The story is great for sales when there is confrontation and violence, especially if it is against a senior, a student or a war vet. The media knows that people grow tired quickly of the same old story, so they quickly move on to something new and controversial, so the true message gets quickly lost.

When the Toronto Police peacefully ended the Occupy Toronto protest this week, the media must have been disappointed. There were no cracked heads, no pepper spray, no violence. (My faith in Canadians as peace-makers is restored after the G-20 and Vancouver riots.)

I was interested in how the Occupy movement ACTUALLY started, so I did a little research.

It might surprise you to know that it was NOT a group of U.S. people who rose up with the idea.

It was NOT the 99%.

It WAS in fact the idea of a Canadian Group called Adbusters out of Vancouver B.C.

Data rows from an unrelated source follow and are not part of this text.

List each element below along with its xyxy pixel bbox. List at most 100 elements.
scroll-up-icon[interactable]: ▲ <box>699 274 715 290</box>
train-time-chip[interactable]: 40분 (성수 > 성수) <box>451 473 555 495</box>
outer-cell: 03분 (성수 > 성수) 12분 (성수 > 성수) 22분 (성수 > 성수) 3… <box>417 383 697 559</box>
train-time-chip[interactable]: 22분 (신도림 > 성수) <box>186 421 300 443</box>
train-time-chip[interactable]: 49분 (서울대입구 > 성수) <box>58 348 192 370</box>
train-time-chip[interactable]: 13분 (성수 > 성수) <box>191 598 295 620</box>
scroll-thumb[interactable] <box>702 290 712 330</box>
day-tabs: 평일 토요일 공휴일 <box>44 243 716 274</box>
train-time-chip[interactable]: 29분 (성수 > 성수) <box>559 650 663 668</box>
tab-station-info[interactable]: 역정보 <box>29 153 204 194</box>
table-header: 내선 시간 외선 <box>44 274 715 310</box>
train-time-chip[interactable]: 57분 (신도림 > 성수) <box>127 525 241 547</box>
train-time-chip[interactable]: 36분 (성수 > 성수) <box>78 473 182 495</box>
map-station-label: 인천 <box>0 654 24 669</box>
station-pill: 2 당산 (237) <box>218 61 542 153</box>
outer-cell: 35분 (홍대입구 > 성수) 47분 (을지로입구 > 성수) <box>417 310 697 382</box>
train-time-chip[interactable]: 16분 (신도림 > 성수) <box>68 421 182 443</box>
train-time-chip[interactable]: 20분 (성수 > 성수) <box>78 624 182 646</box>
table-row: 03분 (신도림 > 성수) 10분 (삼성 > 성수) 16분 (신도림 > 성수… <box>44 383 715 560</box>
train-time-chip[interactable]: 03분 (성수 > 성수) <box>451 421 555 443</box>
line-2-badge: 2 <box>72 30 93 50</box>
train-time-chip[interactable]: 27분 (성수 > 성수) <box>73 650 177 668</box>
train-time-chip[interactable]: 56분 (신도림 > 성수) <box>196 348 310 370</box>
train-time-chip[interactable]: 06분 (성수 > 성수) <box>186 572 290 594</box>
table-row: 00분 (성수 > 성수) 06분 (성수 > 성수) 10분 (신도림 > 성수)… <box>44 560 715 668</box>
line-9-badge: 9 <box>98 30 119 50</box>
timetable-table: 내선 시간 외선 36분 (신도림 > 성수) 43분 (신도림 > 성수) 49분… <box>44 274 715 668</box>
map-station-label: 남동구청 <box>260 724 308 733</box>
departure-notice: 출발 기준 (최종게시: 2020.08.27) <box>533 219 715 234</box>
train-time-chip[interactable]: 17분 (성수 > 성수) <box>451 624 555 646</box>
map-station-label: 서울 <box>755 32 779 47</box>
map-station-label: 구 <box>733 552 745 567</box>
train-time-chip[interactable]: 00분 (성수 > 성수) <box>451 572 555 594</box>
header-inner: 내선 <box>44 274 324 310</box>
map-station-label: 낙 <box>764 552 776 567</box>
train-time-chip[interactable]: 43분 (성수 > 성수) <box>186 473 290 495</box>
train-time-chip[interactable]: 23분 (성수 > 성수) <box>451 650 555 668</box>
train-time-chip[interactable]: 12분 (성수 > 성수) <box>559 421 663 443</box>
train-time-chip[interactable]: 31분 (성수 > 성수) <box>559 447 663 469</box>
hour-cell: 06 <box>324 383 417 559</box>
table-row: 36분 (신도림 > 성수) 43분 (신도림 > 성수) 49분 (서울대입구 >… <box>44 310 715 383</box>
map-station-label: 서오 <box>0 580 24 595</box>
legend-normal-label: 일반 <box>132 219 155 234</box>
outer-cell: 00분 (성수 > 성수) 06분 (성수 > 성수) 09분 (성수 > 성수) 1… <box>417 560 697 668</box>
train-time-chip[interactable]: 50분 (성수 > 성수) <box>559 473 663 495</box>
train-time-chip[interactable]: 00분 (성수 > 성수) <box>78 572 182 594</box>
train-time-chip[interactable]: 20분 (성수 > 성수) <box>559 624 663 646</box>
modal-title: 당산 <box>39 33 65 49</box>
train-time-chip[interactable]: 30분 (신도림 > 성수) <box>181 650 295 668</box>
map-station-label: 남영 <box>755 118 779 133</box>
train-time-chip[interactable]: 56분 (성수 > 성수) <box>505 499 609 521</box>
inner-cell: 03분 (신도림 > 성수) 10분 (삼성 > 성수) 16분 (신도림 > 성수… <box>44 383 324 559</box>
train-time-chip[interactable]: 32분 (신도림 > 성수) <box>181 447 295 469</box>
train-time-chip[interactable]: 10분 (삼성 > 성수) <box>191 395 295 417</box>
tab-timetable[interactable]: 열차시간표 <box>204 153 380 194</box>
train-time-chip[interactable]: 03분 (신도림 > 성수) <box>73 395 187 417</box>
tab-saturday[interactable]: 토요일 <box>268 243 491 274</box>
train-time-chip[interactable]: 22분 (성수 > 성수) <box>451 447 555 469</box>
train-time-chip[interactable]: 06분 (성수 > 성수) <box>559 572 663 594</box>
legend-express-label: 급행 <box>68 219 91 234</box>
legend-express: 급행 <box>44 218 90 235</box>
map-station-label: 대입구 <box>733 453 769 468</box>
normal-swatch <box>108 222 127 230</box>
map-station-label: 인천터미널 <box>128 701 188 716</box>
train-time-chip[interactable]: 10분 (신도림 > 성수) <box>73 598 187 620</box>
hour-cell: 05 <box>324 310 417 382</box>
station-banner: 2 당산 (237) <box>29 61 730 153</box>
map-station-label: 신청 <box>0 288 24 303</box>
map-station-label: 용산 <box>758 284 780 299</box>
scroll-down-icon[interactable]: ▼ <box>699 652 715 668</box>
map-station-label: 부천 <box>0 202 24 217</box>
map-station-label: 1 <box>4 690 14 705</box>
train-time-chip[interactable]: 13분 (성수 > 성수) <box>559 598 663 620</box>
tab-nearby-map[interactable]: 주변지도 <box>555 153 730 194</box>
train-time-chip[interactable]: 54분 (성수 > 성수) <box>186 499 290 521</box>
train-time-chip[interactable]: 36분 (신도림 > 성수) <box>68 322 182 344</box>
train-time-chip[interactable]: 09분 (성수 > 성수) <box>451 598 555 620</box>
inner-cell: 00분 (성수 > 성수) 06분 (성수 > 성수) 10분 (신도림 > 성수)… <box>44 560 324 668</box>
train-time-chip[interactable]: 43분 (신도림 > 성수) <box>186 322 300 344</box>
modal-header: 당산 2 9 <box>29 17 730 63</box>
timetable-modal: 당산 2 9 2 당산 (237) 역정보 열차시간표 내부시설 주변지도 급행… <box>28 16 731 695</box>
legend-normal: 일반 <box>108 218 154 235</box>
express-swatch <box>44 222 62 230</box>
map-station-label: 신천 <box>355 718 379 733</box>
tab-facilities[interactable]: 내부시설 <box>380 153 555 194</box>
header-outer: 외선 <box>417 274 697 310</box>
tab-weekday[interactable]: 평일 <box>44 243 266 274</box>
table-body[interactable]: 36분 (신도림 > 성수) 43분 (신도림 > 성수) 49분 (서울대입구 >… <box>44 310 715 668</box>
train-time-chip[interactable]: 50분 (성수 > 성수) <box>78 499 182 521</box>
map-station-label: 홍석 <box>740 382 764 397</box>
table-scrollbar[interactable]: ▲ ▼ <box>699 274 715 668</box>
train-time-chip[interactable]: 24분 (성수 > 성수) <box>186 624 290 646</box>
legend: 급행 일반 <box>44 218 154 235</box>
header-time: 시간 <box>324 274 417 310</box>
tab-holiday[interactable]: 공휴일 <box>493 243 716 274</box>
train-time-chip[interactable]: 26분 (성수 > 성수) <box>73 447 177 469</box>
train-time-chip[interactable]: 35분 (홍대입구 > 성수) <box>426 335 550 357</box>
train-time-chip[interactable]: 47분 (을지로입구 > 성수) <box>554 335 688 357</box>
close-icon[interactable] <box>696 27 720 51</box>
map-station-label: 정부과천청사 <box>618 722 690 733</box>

Directly from their website:

“We are a global network of artists, activists, writers, pranksters, students, educators and entrepreneurs who want to advance the new social activist movement of the information age. Our aim is to topple existing power structures and forge a major shift in the way we live in the 21st century.”

I wonder if 99% of the people would support this if it were not for their well orchestrated and financed media campaign.

This is but one current example of how media can spark a snowball effect, much like a viral video on YouTube.

Today’s media is so saturated and easy to create and publish to the world, that it has become a highly competitive task to have your voice heard above all the noise.

Clearly media that does not set out with a bias or to manipulate has a tough challenge to have that voice heard.

Honest, non-biased and well researched journalism often gets lost in the crowd. How do you tell what is honest and what is not? How do you know the motives of those who control the media?

At what point do we all just stop listening all together?